The study revealed that the two proposed outer-approximation algorithms outperform known benchmark approaches. For bilevel problems with unique lower-level solutions, the proposed bilevel-tailored solution of the subproblem turned out to be very effective. Even for instances with ambiguous lower-level problems, the novel algorithms perform better than the benchmark approaches. In general, the single-tree outer approximation implementation performs better than the multi-tree counterpart and is, in our opinion, the preferred method.

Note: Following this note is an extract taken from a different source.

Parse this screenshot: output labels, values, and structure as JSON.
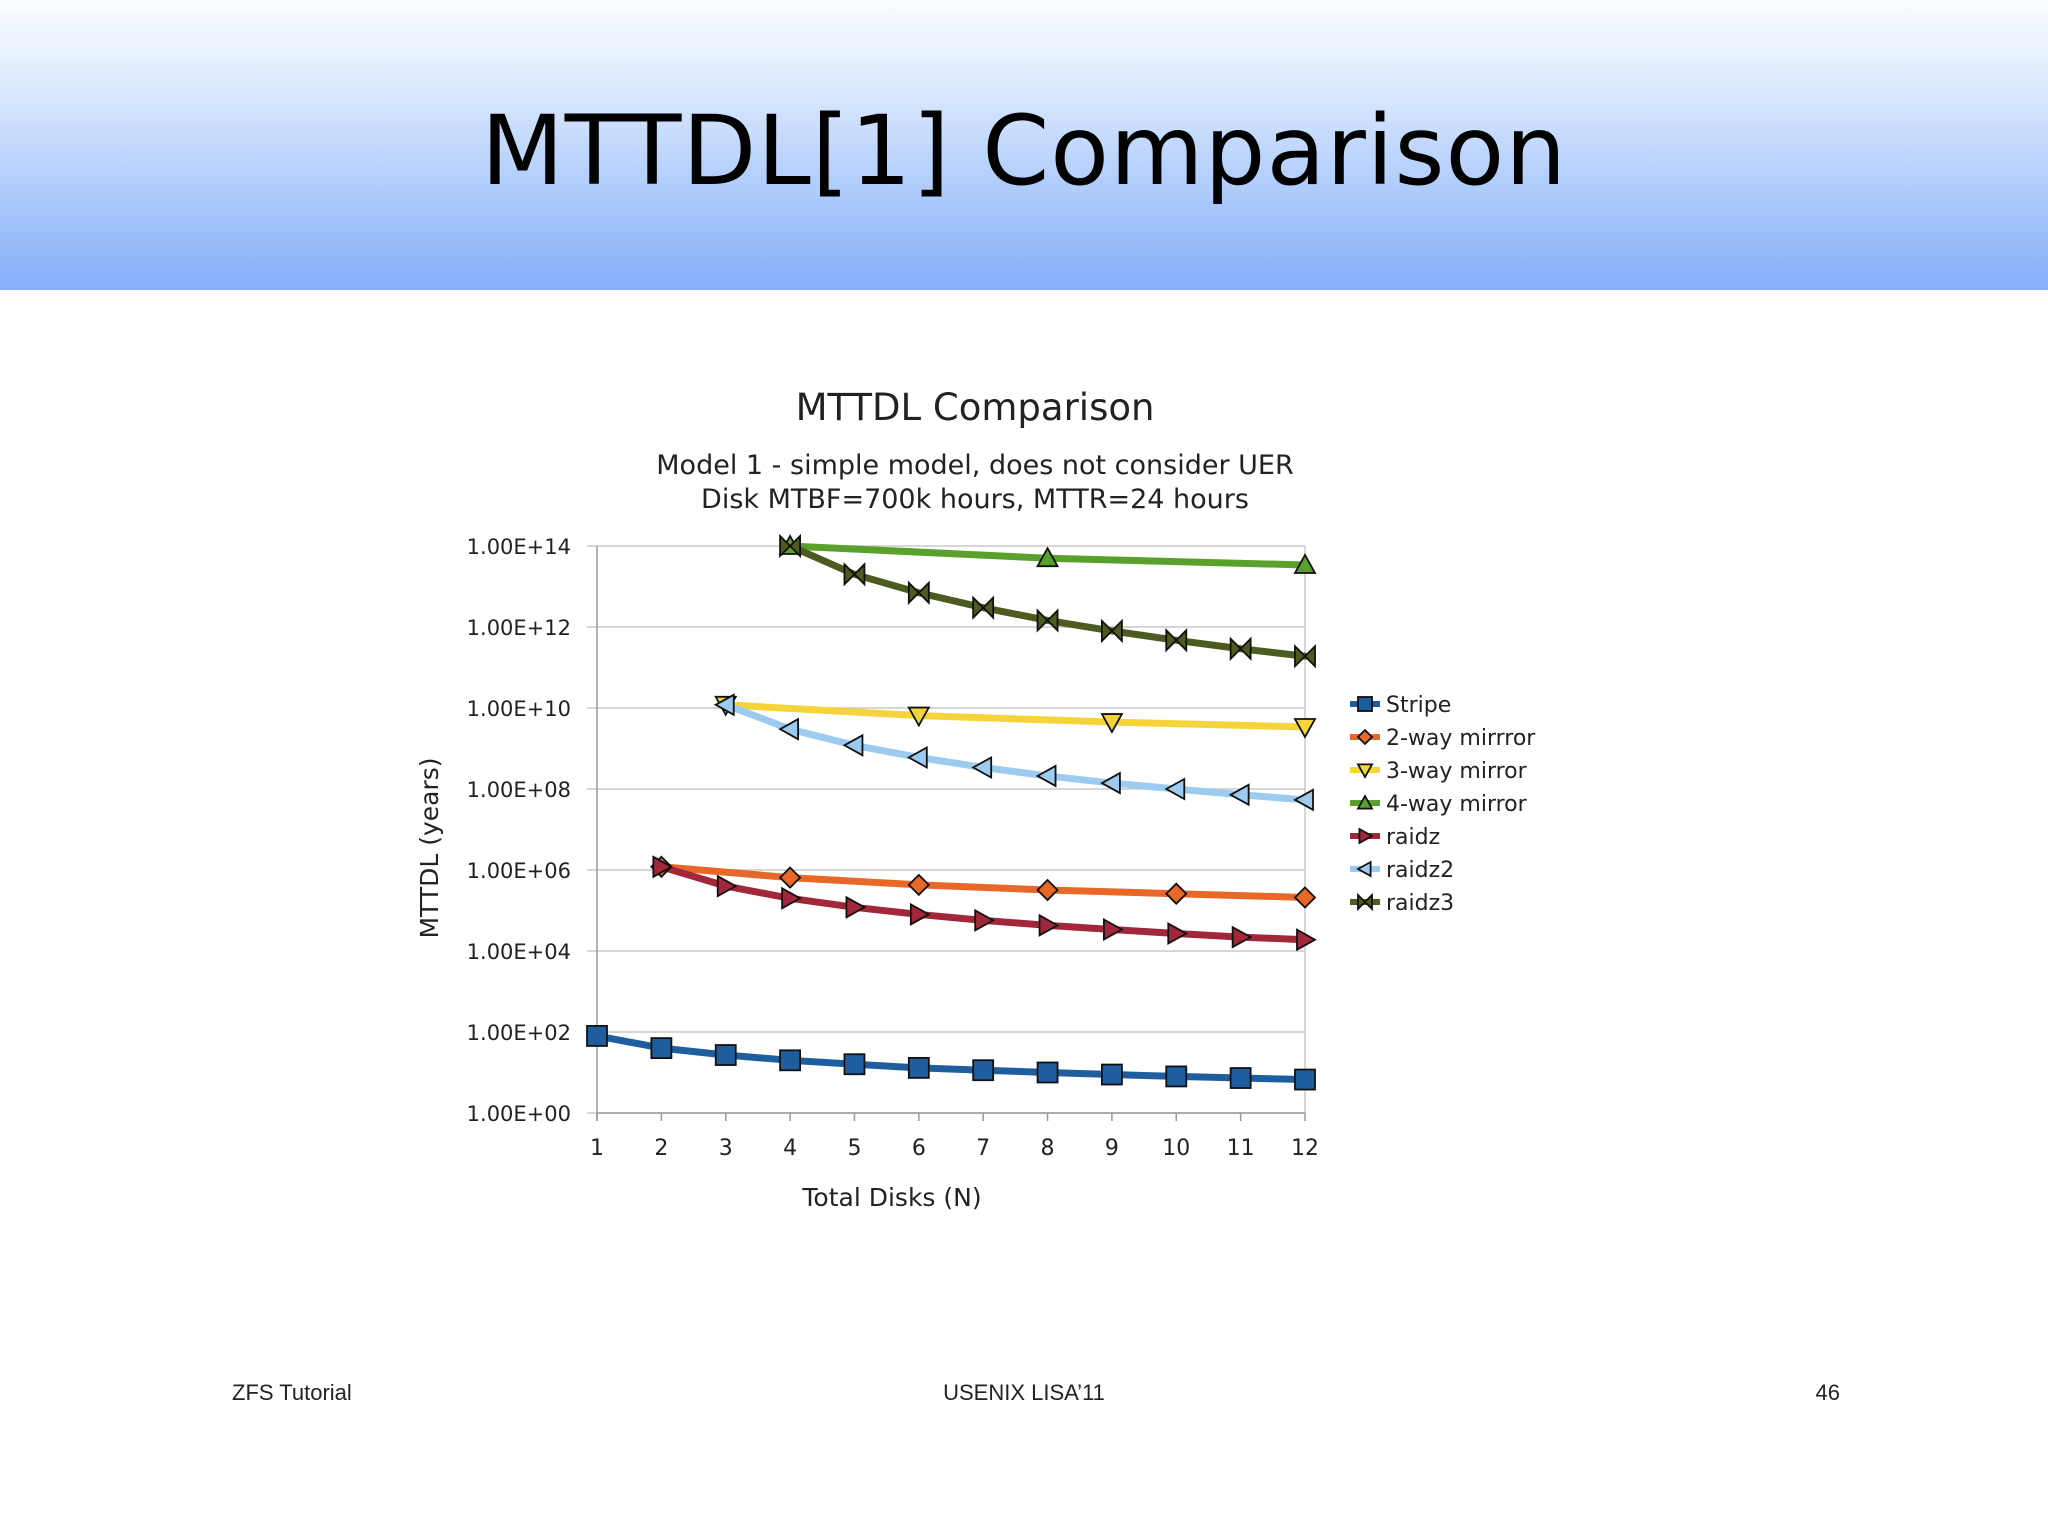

For both methods several questions remain open. Following the discussion in Sect. 4.6, the impact of the objective function matrices and their spectra as well as the performance on instances with non-binary linking variables needs further assessment. Up to know, this is however not possible due to a lack of bilevel instances with such properties. An interesting direction for future research can be to drop the integrality condition on the linking variables. This would require, e.g., spatial branching on linking variables but may also introduce some pitfalls like unattainable bilevel solutions; see [43]. Another question is whether one can introduce integer variables to the lower level, i.e., considering MIQP-MIQP bilevel problems. Certainly, the strong-duality-based reformulation for convex lower-level problems would not be applicable anymore, but one could use a more general single-level reformulation like the value-function reformulation, as it is done, e.g., for MILP-MILP bilevel problems in [21].